Son Eminence le cardinal Joachim Meisner à l’occasion de la rencontre internationale des prêtres, en conclusion de l’Année sacerdotale, dans la basilique Saint-Paul-hors-les-Murs, à Rome, le 9 juin 2010 [© Romano Siciliani]
«L’une des défaillances les plus tragiques qu’a eues notre Église dans la seconde moitié du 20e siècle, est d’avoir négligé le don de l’Esprit Saint dans le sacrement de la pénitence».
Chers confrères ! Je ne chercherai certainement pas à vous faire un exposé nouveau sur la théologie de la pénitence et de la mission, mais je voudrais me laisser guider avec vous par l’Évangile lui-même à la conversion, pour qu’ensuite, envoyés par l’Esprit Saint, nous portions aux hommes l’annonce du Christ.
Sur ce chemin, je voudrais donc parcourir avec vous quinze points de réflexion.
1. Nous devons devenir de nouveau une «Église qui va à la rencontre des hommes» (Geh-hin-Kirche), comme aimait à le dire mon prédécesseur à l’archevêché de Cologne, le cardinal Joseph Höffner. Mais cela ne se fait pas sur commande. Pour cela, il faut l’action de l’Esprit Saint. L’une des défaillances les plus tragiques qu’a eues notre Église dans la seconde moitié du XXe siècle, est d’avoir négligé le don de l’Esprit saint dans le sacrement de la pénitence. En nous prêtres, cela a provoqué une terrible perte du point de vue spirituel. Quand des fidèles chrétiens me demandent: «Comment pouvons-nous aider nos prêtres ?», je réponds toujours: «Allez vous confesser à eux !». Là où le prêtre n’est plus un confesseur, il devient un agent social de caractère religieux. Il va lui manquer, en effet, l’expérience du plus grand des succès pastoraux qui est de pouvoir collaborer à ce qu’un pécheur, grâce aussi à son aide, quitte le confessionnal nouvellement sanctifié. Au confessionnal, le prêtre peut pénétrer bien des cœurs et, à partir de là, vont pouvoir surgir des impulsions, des encouragements et des inspirations pour son propre cheminement à la suite du Christ.
2. Aux portes de Damas, un petit homme malade, saint Paul, tombe à terre, aveuglé.
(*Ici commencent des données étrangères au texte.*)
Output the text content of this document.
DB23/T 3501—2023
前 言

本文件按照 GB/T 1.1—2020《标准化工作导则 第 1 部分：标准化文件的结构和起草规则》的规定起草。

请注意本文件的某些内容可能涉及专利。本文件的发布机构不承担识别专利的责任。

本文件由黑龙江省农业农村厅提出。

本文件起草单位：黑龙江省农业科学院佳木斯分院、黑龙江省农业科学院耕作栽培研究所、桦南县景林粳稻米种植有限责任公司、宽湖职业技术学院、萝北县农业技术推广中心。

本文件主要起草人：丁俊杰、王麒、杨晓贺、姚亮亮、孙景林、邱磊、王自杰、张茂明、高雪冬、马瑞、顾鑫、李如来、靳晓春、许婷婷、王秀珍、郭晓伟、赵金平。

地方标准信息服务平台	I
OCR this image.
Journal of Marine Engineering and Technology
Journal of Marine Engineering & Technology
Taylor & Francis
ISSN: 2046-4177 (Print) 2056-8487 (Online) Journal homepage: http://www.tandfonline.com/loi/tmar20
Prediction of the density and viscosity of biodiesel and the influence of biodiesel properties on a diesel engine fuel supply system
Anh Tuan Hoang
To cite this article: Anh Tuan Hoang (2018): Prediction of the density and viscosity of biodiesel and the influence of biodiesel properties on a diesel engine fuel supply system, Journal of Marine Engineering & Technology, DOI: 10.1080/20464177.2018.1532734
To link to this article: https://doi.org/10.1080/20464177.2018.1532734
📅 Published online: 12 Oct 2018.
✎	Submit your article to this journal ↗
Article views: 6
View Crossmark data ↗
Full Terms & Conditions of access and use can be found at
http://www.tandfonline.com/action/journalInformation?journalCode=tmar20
Dans sa seconde Épître aux Corinthiens, il parle lui-même de l’impression que faisait sa personne sur ses adversaires: il était physiquement faible et incapable de parler (cf. 2Co 10, 10). Pourtant, c’est grâce à ce petit homme malade que l’Évangile sera annoncé, les années suivantes, aux villes d’Asie Mineure et d’Europe. Les merveilles de Dieu ne tombent jamais sous les projecteurs de l’histoire du monde. Elles se réalisent toujours à l’écart; précisément aux portes de la ville, comme aussi dans le secret du confessionnal. Cela peut être pour nous tous un grand réconfort, pour nous qui avons de grandes responsabilités, mais qui en même temps sommes conscients de nos possibilités, souvent limitées. Il appartient à la stratégie divine d’obtenir des effets grandioses avec de petits moyens. Paul vaincu, aux portes de Damas, devient le conquérant des villes d’Asie mineure et d’Europe. Sa mission est celle de rassembler ceux qui sont appelés dans l’Église, dans l’Ecclesia de Dieu. Même si celle-ci – vue de l’extérieur –, est seulement une petite minorité opprimée et si elle est défiée de l’intérieur, Paul la compare, l’identifie même, au Corps du Christ, qui est justement l’Église. Cette possibilité de “recevoir des mains du Seigneur” dans notre expérience humaine s’appelle “conversion”. L’Église est Ecclesia semper reformanda, et en elle, le prêtre comme l’évêque sont semper reformandi; comme saint Paul à Damas ils doivent toujours être de nouveau jetés à bas de leur cheval, pour tomber dans les bras du Dieu de miséricorde, qui nous envoie ensuite dans le monde.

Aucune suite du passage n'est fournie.